Réparation de voitures : un secteur d’activité en mutation


Réparation de voitures : un secteur d’activité en mutation

Article publié le : 13/12/2022

Pour les professionnels spécialisés dans la réparation automobile, les années post-Covid s’apparentent à un long chemin sinueux. Après avoir subi un recul de 8 % en 2020, l’activité des ateliers est fortement repartie à la hausse l’année dernière avec une croissance de 12,9 %. Un boost notable qui s’explique par un mois de décembre record.

Depuis, la dynamique reste positive en dépit des aléas du contexte économique et géopolitique qui complexifient les conditions d’exercice de la profession. Selon le baromètre publié par l’organisation professionnelle Mobilians, tous les voyants sont au vert depuis le mois de janvier 2022. Sur les six premiers mois de l’année, le chiffre d’affaires de la mécanique a augmenté de 5,4 % en un an pour atteindre un volume de 319,3 millions d’euros. Un résultat qui s’explique essentiellement par l’explosion du coût des pièces mécaniques. Selon une étude réalisée par idGarages.com portant sur les prix catalogue de 300 000 pièces, une hausse moyenne des tarifs de 10 % est observée depuis le début de l’année, contre 2,2 % en 2021.

Dans ce contexte inflationniste, les garagistes doivent composer avec un environnement concurrentiel féroce en vue de séduire une clientèle soucieuse de réaliser des économies sur la réparation de tout véhicule. En parallèle, la démocratisation des véhicules électriques accélère la mutation forcée d’un secteur en quête de leviers de croissance complémentaires.

 

Une activité de plus en plus diversifiée

Traditionnellement, le business model des réparateurs de voitures s’articule autour de trois piliers : la mécanique, les stations de lavage ou encore les stations essence. Jusqu’alors marginale, la vente de véhicules d’occasion est désormais considérée comme un axe de développement majeur pour de nombreux garagistes. Une ligne de conduite que poursuit l’enseigne Point S qui souhaite devenir un acteur d’envergure sur le marché de la seconde main. En partenariat d'approvisionnement avec Starterre, Point S commercialise dans certains points de vente des véhicules neufs et d'occasion tout en offrant des prestations typiques d’une concession (garantie, reprise, financement, gestion de l’immatriculation). Une fois le concept éprouvé, l’enseigne entend la déployer sur 200 de ses 624 centres français d’ici 2025. Pour Point S, le nerf de la guerre sera de proposer une offre étendue de véhicules de seconde main de toutes marques alors que de plus de plus de ventes se font de particulier à particulier.

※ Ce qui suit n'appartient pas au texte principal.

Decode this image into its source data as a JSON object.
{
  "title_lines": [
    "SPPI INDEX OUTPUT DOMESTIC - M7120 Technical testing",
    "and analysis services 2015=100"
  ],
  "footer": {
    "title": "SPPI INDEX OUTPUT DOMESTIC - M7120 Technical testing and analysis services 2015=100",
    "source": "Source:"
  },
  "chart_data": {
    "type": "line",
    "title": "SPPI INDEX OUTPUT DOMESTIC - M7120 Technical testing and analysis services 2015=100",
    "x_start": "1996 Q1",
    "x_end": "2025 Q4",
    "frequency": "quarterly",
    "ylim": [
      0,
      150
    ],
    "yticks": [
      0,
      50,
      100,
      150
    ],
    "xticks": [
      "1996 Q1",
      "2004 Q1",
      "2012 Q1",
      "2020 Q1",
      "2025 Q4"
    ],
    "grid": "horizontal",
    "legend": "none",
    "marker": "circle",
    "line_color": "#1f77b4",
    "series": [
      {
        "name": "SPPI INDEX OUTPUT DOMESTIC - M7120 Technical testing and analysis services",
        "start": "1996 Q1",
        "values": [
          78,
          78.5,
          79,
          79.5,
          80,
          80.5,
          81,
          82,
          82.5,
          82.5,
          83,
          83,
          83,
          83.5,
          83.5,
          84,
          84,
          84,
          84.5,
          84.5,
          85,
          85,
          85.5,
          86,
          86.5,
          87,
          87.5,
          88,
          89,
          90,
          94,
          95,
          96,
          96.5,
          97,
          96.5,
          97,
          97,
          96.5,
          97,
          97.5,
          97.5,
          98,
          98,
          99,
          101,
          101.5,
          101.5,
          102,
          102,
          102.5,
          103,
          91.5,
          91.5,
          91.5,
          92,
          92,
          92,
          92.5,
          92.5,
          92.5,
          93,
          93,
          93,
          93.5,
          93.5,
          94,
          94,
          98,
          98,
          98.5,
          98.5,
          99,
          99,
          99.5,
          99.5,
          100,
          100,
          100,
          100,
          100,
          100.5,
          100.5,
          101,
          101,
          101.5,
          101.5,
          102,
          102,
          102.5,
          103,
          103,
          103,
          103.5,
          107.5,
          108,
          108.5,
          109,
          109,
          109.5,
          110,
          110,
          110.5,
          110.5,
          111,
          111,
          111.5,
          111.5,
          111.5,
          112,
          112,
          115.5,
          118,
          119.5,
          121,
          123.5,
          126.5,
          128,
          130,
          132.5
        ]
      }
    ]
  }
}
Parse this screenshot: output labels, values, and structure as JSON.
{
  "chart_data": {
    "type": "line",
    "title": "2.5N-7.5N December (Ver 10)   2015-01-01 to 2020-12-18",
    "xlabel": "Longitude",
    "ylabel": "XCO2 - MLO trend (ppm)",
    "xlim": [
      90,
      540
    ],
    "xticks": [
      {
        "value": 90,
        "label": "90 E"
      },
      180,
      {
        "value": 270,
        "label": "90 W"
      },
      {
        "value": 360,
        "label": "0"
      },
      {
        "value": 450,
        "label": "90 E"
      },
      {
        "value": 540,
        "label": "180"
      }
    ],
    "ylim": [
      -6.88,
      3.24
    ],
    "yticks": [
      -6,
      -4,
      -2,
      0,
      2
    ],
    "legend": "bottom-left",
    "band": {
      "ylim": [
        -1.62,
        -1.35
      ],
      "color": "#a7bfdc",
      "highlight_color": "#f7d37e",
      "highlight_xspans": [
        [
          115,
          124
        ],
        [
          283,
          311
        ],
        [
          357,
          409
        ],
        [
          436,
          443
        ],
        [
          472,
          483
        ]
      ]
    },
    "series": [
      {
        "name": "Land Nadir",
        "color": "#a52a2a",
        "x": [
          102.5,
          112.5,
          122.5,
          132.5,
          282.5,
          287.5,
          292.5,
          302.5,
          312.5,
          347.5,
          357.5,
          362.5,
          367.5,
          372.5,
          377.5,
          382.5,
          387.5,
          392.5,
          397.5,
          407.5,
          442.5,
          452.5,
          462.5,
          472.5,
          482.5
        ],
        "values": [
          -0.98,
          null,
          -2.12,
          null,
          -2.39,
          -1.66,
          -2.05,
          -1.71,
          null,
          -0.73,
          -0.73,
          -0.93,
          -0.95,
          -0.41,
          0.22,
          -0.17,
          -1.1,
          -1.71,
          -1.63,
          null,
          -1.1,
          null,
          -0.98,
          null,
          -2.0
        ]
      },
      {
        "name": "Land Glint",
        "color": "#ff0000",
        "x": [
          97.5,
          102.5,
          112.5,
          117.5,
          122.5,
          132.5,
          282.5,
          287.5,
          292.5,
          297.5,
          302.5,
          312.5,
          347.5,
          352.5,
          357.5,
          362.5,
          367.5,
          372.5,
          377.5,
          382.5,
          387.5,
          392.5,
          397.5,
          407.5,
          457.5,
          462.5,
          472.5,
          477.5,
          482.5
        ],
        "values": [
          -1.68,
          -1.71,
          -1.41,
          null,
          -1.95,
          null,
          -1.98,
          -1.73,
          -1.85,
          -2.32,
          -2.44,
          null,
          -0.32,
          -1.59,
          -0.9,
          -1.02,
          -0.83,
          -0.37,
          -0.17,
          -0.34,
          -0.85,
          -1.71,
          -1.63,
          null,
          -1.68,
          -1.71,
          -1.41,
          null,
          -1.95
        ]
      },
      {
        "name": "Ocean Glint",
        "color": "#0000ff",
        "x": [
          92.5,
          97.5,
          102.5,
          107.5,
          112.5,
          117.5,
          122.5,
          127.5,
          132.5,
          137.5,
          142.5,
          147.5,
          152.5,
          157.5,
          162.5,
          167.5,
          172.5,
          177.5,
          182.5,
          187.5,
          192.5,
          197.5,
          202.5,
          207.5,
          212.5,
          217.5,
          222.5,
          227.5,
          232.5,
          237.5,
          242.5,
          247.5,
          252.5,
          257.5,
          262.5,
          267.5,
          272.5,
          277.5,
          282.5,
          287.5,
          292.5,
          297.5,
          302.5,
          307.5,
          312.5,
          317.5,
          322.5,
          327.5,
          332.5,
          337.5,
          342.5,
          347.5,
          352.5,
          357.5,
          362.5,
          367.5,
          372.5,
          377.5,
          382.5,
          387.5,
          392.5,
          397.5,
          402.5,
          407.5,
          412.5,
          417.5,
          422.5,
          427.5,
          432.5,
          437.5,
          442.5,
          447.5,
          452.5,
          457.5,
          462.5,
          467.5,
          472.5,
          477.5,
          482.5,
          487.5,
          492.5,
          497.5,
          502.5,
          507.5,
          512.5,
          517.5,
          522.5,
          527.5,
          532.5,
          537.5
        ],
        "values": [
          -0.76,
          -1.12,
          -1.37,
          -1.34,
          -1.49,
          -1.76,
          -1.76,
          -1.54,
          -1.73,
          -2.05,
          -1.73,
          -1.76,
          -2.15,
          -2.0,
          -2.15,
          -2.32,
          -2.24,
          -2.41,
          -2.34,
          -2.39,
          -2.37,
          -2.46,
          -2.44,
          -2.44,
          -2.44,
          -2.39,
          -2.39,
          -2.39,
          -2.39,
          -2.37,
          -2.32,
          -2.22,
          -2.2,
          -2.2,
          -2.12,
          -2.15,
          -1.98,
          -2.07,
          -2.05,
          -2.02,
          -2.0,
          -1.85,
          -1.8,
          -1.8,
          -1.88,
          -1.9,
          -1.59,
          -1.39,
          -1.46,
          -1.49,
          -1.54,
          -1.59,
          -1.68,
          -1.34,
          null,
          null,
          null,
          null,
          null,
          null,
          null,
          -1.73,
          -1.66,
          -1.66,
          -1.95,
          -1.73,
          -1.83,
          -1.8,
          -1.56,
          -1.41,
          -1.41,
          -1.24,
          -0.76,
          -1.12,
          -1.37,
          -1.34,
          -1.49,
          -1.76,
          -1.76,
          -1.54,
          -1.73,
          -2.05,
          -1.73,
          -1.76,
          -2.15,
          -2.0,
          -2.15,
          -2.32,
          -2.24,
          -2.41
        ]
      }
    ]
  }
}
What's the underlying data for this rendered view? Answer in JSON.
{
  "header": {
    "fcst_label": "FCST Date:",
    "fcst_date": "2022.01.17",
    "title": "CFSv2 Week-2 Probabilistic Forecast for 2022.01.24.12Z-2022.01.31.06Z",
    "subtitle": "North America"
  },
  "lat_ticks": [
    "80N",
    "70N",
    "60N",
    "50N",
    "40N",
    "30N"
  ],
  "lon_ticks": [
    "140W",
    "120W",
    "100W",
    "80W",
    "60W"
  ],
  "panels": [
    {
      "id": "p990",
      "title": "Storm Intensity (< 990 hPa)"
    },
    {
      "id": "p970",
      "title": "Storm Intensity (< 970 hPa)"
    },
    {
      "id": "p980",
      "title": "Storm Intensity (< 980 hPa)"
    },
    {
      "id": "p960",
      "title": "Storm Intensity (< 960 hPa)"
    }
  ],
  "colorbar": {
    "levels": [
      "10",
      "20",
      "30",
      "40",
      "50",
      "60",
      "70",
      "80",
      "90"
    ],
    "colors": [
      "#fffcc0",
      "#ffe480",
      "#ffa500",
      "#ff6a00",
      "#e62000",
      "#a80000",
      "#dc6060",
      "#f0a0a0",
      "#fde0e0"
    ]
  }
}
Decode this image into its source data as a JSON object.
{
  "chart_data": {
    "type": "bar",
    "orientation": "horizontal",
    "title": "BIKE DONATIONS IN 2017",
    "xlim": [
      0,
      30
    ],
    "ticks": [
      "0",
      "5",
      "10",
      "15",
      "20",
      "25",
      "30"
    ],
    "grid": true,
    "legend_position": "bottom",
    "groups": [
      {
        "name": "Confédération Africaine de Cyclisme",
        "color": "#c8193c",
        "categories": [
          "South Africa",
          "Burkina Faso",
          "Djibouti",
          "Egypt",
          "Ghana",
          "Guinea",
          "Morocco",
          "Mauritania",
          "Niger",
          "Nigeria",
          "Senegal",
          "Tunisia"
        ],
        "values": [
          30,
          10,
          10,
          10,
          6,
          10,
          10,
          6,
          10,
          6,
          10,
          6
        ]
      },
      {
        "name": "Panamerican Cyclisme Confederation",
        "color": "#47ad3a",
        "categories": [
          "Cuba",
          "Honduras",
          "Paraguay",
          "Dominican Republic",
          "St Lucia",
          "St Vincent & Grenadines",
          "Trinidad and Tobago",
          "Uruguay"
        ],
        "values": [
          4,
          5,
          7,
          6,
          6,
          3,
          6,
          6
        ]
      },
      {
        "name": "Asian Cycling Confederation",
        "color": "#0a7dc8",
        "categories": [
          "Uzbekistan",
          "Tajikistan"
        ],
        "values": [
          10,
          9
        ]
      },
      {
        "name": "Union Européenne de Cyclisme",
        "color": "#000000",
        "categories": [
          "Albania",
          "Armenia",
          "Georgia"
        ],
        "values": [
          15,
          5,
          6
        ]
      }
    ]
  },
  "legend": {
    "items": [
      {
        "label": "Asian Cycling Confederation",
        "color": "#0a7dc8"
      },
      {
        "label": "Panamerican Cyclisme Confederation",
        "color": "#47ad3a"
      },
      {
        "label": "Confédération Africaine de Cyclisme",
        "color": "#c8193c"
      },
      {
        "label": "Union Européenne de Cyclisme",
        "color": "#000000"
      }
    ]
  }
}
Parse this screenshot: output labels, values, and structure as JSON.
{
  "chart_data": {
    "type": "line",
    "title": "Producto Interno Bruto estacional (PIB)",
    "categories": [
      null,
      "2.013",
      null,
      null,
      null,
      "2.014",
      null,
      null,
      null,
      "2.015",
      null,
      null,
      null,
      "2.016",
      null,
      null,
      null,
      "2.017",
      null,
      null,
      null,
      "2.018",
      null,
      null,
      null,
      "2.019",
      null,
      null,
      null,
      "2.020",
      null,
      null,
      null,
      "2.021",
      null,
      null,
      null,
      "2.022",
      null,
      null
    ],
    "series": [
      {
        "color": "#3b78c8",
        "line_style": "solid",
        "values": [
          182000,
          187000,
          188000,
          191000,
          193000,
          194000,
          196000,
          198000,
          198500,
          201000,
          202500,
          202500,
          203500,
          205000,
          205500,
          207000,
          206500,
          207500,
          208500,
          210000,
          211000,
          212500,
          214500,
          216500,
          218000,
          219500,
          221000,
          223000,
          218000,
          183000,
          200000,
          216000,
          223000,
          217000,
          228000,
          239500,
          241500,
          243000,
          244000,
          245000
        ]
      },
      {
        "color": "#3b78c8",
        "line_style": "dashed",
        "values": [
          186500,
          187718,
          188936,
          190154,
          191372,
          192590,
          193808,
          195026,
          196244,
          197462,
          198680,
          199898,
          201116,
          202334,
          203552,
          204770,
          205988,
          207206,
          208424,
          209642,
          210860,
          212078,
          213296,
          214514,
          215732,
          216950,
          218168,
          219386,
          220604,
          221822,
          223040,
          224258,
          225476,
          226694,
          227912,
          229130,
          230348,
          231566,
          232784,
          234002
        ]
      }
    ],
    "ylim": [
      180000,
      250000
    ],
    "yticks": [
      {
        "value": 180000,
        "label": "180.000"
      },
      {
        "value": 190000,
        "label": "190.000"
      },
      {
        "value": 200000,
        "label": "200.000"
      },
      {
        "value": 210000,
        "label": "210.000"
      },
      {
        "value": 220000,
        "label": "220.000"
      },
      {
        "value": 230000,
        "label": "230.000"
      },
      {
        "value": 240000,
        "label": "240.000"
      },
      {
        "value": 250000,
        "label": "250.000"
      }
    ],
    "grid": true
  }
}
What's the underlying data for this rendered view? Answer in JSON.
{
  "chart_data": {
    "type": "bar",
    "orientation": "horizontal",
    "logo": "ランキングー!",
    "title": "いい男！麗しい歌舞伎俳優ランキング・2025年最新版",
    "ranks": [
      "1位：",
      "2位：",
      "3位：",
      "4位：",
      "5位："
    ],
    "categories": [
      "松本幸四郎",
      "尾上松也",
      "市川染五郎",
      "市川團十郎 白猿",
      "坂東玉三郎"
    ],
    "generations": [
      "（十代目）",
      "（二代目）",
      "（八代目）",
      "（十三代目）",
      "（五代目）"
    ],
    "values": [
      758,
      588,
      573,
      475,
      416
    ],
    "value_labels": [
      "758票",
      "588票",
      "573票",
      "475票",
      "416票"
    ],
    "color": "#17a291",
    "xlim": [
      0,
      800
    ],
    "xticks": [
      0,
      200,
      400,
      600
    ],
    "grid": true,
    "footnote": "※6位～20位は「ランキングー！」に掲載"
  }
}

D’autres grandes enseignes de l’automobile diversifient leurs activités en se tournant vers les mobilités plus douces. En mars 2022, Midas a ainsi inauguré à Lille son premier "Cycloo", un atelier entièrement équipé pour réparer tous types de cycles, avec ou sans assistance électrique. Convaincu du potentiel de développement d’un marché encore peu structuré, Midas se propose d’effectuer une partie des opérations principales de maintenance sur les cycles. En complément, des pièces détachées et des consommables sont disponibles à la vente. À terme, Midas prévoit d’ouvrir plusieurs dizaines d’ateliers de ce type en France dans les mois à venir.